Tomato Snake Early Warning System

Dreaded Tomato Snake
Dreaded Tomato Snake

Greetings,

I hope you are enjoying these lazy, hazy days of summer.

You may recall that a couple of years ago we had a real problem here at the CowChows with tomato snakes. Basically, the tomato worms were growing to such an enormous size that they thought they were snakes. When you pulled one off the plant they would wriggle around and try to bite you. Some would even spit at you. They were scary. The whole ordeal was so traumatic that we didn’t even have tomatoes last year. I think they upset the entire CowChows eco-system.

Well, I’m proud to announce that this year we have a solution to this menace and are once again enjoying our very own delicious homegrown tomatoes. After years of research, upon which no expense was spared, I have devised the Tomato Snake Early Warning System. What, you may ask, is this ingenious solution? It’s simple really. I have learned to recognize their droppings.
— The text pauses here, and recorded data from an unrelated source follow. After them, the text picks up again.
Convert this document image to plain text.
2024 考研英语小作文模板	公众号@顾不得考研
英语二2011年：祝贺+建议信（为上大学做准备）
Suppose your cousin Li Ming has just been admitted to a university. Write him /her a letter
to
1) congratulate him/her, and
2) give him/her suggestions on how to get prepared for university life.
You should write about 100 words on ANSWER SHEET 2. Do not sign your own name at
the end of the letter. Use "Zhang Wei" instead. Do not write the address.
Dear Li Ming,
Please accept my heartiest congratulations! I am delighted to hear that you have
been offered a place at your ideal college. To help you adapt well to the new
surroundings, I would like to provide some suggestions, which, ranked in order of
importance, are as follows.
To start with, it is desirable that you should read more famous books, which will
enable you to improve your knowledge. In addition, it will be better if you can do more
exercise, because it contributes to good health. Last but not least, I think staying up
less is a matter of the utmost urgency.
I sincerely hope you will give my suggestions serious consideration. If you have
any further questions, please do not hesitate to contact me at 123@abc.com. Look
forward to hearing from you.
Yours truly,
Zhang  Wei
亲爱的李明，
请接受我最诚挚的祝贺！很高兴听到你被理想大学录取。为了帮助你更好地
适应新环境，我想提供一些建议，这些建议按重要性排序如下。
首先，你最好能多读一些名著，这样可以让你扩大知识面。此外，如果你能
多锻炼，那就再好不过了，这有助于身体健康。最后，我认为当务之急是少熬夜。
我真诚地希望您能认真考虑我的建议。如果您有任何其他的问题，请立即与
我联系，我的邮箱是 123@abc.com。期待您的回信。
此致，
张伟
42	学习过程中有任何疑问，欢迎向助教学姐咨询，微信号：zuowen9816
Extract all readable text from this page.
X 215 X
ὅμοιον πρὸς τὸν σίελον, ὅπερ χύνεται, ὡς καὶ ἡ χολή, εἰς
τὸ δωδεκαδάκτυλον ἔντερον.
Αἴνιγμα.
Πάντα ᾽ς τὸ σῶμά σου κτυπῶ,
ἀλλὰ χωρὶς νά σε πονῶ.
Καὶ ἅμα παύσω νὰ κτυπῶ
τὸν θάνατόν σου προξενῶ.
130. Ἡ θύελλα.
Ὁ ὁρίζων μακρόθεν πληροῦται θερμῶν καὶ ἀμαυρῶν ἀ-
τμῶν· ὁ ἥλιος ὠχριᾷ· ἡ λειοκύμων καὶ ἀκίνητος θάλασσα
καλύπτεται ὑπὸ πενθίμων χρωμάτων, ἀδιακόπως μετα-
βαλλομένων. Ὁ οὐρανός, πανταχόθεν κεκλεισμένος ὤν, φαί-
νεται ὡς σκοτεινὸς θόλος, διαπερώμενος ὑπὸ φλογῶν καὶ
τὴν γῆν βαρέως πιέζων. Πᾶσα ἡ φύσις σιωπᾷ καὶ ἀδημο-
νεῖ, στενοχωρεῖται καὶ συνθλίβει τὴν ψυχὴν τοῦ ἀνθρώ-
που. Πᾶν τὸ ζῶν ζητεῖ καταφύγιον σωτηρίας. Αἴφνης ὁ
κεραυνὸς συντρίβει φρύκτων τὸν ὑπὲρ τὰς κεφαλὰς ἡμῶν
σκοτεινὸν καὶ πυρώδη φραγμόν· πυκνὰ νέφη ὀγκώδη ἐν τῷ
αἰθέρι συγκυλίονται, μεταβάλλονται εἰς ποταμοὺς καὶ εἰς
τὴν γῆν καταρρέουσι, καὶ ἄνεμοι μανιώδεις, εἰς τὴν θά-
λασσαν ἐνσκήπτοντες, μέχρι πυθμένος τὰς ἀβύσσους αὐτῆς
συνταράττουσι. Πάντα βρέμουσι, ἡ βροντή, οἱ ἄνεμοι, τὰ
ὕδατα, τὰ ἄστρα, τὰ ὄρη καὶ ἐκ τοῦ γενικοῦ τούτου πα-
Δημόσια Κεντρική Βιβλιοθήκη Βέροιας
What makes the tomato worm such a formidable foe is his camouflage. He is of the same color, shape and markings as the plant. When you get close to the plant he stops moving and virtually disappears. But, his poop is dark brown, in the shape of a tiny little barrel, and it stands out against the bright green of the plant leaf. So, all you have to do is search the plant for these tiny barrel shaped gifts and when you find one you know there is a tomato worm lurking somewhere below. Of course, you still have to find him but at least you’re not wasting time searching for something that may not be there.

The one danger with this system is that you incur the risk of your neighbors thinking you have gone mad. So please, if you’re out around the CowChows and you see a grizzled old man in a floppy hat bent over at the waist and staring at a plant, don’t call the Sheriff. He made off with half my crop the last time.

Cordially yours,

Tim Couch

Garter Snake causes Rain Dance

Would you care to dance?
Would you care to dance?

I wish you could’ve been here. What with the summer heat we’ve been having lately BG and I have taken to doing the yard work around the CowChows either early in the morning or late in the afternoon. Mostly late afternoon because early morning is kind of an alien concept to me. I know it exists but I really don’t speak the language or understand the customs. But, this morning she managed to rouse me pretty early and we went out to do some chores.

We’d been out for a while and it was beginning to warm up so we were heading back into the house. As we neared the back porch I looked down and right against the wall lay the cutest little garter snake you ever saw. BG doesn’t like snakes, any snakes. She no longer believes the only good snake is a dead one, but she still believes the only good snake is one that is far from her house. So, while I went to get my Ozarks Snake Wrangling equipment she watched the little varmint to make sure it stayed put.

I returned with my stick and glove, and was easing in to make my move. BG had been standing in the same place for several minutes without moving, and just as I was sneaking up on the snake a giant earthworm wriggled up between her toes. This was no ordinary worm by any measurement. This was the Godzilla of earthworms. It was nearly as big as the snake, and when BG jumped it startled the worm and he began to thrash about like a snake, which did nothing to calm BG. She began to dance and shriek. This in turn startled the snake. He decided to make a run for it, but with me behind him and a concrete wall beside him there was nowhere to go but toward BG. The worm was thrashing about at her feet; the snake was coming straight for her, and she cut loose with a dance that really brought down the rain.

The snake got away. The worm, amazingly, did not get trampled. And I, apparently, wasn’t supposed to find any of this funny. On the bonus side though, I think I’m going to get to sleep in tomorrow morning.